Les policiers sont revenus, ils font encore leur enquête pour savoir ce qui s’est passé. Qu’est-ce que je peux leur dire, moi, j’y étais pas à la maison, je faisais que revenir. Monsieur Etienne, lui, m’a dit qu’il allait vendre la maison d’Agen et même les propriétés. Il m’a dit que mes parents pourraient acheter leur métairie, qu’ils seraient chez eux. Il m’a demandé si je voulais revenir à la campagne. Je lui ai dit qu’autant je préférais maintenant rester en ville même si je serais contente de revoir la famille. Alors, il m’a dit une chose que je ne peux pas y croire encore tout à fait. Il m’a dit que la petite maison de la rue Sentier – une petite maison que monsieur louait à un couple sans enfants – était devenue libre. Il m’a dit qu’il me la donnerait, que je me l’étais méritée. De toute façon, je ne pourrai pas rester dans la grande maison, il ne veut pas la garder. Et je suis sûre de trouver à m’employer, il y a un restaurant au Pin qui me prendrait comme servante. Tout ça me chamboule beaucoup et je voudrais aussi savoir vraiment pourquoi ils ont été assassinés. Mais ça c’est monsieur Étienne qui le saura un jour. Maintenant qu’il est capitaine, personne n’ose rien dire devant lui. Mais il va devoir repartir bientôt car tout le pays n’est pas libéré, ils ont besoin de lui encore.
Monsieur Étienne va repartir dans deux semaines et nous allons demain chez le notaire. Il paraît qu’il a pris toutes les instructions pour la maison, il me l’a dit, et pour ses métairies. Michel et la cuisinière vont aller dans une maison pour les vieux. Michel, le pauvre, n’a plus toute sa tête avec tous ces évènements, il sera bien je crois dans une maison comme cela. »
Le premier cahier se termine ainsi, laissant une bonne vingtaine de pages vierges. Un autre cahier prend la suite :
« J’ai déménagé et je suis chez moi, comme une vraie bourgeoise. Ma maison, mon petit jardin et un puits. Et monsieur Étienne  qui m’a nanti de l’argent à la banque Guilhot. Mais je dois travailler pour vivre et je monte tous les matins au Pin prendre mon service. Il n’y a pas à se plaindre, le travail ne manque pas et je sais faire. Les patrons me veulent car ils sont contents de moi.

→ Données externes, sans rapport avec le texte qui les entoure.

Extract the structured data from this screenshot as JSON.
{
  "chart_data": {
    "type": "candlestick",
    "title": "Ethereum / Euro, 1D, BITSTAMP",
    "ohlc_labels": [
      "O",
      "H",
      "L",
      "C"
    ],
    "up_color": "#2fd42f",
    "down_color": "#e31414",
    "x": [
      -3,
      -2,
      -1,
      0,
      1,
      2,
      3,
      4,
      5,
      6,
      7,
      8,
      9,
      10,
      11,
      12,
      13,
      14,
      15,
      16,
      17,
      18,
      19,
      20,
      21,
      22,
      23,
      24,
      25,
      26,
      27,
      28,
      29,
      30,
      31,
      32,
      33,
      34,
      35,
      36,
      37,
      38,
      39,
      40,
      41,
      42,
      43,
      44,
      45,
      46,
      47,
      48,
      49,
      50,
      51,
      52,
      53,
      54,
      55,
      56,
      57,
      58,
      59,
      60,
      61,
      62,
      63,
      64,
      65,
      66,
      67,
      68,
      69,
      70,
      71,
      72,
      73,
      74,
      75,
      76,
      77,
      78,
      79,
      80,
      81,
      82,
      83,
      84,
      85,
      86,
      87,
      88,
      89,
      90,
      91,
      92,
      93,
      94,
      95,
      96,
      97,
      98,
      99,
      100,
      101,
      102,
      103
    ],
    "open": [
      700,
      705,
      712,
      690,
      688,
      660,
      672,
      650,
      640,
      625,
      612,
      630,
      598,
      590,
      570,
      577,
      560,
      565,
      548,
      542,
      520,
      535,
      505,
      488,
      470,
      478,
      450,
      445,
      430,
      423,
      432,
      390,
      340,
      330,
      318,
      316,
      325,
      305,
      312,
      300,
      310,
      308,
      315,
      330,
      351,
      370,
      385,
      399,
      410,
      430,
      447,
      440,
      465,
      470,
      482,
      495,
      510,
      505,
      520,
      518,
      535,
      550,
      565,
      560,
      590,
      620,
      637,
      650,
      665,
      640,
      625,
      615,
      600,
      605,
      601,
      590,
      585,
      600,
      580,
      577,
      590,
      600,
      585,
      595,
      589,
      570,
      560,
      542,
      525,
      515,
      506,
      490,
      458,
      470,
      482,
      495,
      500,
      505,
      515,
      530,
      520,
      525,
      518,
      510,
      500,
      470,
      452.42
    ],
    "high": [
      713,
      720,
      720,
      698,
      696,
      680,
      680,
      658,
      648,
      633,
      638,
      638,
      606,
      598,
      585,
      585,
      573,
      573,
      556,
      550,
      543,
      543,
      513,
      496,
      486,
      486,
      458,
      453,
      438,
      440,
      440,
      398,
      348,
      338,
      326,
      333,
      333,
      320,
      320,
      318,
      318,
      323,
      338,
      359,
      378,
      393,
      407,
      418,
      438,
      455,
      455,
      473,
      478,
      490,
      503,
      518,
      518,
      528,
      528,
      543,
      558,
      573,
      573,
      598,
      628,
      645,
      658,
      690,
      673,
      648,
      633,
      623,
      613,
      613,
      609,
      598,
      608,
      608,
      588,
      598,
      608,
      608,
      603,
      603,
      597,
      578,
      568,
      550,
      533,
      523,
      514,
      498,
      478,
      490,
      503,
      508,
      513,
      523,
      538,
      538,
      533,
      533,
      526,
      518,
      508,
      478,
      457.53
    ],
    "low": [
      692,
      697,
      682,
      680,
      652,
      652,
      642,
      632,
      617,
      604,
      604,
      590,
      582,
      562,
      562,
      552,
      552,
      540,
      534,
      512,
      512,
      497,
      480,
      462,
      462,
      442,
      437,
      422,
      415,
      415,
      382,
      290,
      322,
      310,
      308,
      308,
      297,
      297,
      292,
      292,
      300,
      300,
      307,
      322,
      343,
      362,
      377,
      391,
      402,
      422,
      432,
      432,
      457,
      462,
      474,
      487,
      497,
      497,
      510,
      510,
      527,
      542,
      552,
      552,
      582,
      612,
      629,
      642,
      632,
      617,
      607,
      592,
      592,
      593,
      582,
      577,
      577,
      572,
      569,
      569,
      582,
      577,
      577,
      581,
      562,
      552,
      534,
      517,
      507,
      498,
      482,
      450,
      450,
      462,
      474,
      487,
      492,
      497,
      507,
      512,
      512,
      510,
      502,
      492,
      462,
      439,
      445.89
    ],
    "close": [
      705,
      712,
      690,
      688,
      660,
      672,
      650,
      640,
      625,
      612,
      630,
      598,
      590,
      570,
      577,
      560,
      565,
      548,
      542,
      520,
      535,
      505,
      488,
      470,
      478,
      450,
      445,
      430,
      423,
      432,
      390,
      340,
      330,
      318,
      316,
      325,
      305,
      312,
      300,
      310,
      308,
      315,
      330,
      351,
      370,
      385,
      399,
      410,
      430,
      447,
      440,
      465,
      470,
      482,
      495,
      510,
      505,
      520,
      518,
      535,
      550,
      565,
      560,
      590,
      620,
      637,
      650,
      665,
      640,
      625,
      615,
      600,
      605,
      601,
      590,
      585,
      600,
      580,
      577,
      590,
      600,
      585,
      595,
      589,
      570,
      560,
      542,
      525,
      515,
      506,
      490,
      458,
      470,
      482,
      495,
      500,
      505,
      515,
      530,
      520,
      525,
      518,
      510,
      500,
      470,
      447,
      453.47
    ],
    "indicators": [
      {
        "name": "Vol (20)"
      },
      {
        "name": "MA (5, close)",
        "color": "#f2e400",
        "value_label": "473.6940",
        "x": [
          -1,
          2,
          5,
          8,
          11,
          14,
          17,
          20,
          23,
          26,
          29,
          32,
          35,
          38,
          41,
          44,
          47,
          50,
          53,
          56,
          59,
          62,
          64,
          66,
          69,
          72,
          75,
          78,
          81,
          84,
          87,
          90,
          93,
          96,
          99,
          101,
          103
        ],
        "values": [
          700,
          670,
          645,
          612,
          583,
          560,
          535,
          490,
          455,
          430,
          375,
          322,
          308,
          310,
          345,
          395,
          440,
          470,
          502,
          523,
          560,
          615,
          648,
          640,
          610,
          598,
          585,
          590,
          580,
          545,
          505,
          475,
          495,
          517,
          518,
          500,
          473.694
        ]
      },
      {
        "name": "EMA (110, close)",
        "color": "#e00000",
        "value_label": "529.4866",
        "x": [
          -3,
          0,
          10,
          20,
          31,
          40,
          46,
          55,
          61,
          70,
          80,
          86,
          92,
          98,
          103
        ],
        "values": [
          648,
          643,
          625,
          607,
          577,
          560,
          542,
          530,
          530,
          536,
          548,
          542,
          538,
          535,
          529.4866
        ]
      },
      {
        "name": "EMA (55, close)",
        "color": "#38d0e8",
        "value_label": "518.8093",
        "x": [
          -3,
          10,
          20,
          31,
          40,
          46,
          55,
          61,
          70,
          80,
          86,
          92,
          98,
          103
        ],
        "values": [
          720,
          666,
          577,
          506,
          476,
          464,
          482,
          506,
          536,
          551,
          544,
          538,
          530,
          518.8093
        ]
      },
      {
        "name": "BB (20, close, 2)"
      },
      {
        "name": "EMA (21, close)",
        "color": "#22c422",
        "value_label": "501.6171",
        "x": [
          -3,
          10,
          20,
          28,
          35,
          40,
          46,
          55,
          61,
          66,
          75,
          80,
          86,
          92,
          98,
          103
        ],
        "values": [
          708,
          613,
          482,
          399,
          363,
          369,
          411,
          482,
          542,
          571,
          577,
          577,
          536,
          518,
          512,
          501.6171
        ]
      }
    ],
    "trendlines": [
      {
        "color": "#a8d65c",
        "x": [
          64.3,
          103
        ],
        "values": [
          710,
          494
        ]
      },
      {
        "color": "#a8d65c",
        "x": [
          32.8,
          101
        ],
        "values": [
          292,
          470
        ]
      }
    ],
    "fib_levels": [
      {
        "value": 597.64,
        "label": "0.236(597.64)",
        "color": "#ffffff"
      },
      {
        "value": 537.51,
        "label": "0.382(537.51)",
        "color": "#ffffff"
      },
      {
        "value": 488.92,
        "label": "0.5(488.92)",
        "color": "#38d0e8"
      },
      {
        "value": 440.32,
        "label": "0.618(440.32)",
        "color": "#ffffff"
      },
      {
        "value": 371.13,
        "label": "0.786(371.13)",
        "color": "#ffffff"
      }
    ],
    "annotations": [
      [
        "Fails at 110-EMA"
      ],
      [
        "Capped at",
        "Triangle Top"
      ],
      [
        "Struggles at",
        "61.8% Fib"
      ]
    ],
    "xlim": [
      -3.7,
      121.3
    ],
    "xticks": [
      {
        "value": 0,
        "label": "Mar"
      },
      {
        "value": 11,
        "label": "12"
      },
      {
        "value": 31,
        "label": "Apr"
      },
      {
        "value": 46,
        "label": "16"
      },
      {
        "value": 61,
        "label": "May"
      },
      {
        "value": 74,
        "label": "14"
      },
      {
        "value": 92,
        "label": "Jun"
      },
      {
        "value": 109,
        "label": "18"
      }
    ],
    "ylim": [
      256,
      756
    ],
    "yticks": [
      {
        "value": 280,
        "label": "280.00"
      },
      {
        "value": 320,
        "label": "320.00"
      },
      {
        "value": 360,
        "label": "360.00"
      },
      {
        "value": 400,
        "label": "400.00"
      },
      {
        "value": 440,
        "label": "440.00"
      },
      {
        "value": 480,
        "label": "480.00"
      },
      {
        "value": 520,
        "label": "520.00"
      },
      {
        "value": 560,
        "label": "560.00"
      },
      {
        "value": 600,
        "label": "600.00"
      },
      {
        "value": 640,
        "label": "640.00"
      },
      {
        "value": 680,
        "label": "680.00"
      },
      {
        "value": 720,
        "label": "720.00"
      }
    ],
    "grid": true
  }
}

J’ai commencé un nouveau cahier, l’autre c’était une autre vie en quelque sorte. Maintenant tout est différent. J’aimais bien chez monsieur et madame mais la maison est vendue, même leur château et les métairies. Je suis montée une fois, sur deux jours par le bus, voir mes parents et ma sœur et mon frère. Ma sœur va se marier avec un ouvrier de Bergerac, il travaille à la SNCF. Elle l’a connu par une cousine à mon père. Cheminot, il parait que ça paie bien avec des avantages  et tant mieux pour elle. Mon frère, lui, il veut rester à la ferme ou trouver une autre métairie. En attendant, il aide encore le père et il part aussi à la journée pour se faire sa pelote, il dit. Les parents sont fiers pour moi mais ils aimeraient que je me marie. Je ne sais pas encore, il ne manquerait pas des hommes qui me voudraient, qu’ils disent mes parents, mais ils voudraient surtout profiter de mon peu de bien que j’ai reçu. On verra bien, avec mon petit cahier je ne suis jamais toute seule.